Weber County was named by early trapper John Weber. The spine of the Wasatch Mountains defines the East sides of the county, and it goes all the way out to the Great Salt Lake. The mountains & flat lands are laced with rivers. The largest city is Ogden, named after the trapper Peter Skene Ogden.
The Shoshone & Ute Native Americans were the main tribes living in the area, and then in the 1800's mountain men entered the area. The mountain men trapped beavers and traded with the Native Americans. The first permiment settlement was in 1843 when Miles Goodyear, a horse trainer/trapper, built a fort and trading post near where the Weber & Ogden rivers meet. This fort was called Fort Buenaventura. He then sold the fort to James Brown for $1,950 in gold coins, and then it was known as Brown's Fort, or Brownsville. In 3 years there was 1,141 residence & the name was changed to Ogden & the county was designated.
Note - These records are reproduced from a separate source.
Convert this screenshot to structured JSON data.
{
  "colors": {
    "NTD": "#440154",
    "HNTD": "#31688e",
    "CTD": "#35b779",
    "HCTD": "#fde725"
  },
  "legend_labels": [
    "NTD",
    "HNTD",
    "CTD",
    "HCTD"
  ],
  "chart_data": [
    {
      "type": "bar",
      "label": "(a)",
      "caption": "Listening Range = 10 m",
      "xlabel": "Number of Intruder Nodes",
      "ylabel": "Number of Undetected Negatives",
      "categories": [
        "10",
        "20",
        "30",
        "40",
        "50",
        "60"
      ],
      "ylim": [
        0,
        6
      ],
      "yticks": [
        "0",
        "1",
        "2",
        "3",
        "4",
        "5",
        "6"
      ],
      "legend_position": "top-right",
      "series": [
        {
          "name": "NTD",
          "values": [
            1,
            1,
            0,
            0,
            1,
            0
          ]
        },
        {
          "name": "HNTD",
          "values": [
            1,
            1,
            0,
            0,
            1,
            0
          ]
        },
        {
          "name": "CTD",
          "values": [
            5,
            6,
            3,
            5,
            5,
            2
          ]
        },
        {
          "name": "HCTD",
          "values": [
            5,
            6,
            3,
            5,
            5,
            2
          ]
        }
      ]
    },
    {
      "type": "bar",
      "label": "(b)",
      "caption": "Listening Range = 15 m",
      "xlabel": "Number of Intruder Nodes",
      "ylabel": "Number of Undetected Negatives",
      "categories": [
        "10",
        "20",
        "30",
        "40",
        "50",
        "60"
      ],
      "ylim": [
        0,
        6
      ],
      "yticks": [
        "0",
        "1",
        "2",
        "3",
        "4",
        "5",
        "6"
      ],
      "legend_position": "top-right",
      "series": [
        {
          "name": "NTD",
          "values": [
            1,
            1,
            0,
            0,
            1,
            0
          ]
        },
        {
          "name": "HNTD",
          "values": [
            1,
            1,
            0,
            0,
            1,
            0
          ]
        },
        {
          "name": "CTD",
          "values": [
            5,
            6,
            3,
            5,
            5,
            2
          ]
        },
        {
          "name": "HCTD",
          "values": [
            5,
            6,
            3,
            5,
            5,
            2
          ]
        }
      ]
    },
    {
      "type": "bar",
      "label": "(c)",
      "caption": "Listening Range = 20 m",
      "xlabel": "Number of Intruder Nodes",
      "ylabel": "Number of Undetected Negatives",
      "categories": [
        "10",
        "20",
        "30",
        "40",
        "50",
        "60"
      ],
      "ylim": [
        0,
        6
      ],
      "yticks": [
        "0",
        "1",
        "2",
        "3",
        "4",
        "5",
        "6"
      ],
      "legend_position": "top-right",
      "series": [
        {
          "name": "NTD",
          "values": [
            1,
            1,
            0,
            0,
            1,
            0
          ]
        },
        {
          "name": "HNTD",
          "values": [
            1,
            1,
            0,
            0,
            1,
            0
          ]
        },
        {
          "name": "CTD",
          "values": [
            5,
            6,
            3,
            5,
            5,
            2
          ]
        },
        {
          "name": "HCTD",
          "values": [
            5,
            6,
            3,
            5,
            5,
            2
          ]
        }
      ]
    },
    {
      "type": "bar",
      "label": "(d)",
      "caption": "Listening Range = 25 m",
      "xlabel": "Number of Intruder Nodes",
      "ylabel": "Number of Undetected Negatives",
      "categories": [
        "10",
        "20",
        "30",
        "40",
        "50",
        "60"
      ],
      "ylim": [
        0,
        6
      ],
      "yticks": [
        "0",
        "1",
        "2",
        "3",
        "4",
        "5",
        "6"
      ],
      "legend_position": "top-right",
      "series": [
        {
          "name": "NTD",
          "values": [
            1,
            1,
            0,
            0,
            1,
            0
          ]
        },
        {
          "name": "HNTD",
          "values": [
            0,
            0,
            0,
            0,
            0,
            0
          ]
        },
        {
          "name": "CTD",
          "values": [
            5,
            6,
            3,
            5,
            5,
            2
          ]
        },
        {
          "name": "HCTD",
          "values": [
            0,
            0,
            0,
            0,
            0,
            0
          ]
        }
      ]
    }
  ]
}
When the Transcontinental Railroad in Ogden, also known as Junction City, was completed in 1869 the population accelerated and many industries were established. It again had a growth spike around WWII when Defense Depot Ogden and Hill Air Force Base was built, who continue to employ many residence in the county. The was also put an increase in demand on the railroad tranportation, having a lot of trains passing through Union Station in 1944.
Now, Weber County has Weber State University, who has over 18,000 students yearly. They also have an IRS Service Center, Mckay-Dee Hospital, a dinosaur park, lakes and mountains for boating, skiing, and snowboarding. Union Station is now a museum for firearms, cars, railroads, & more.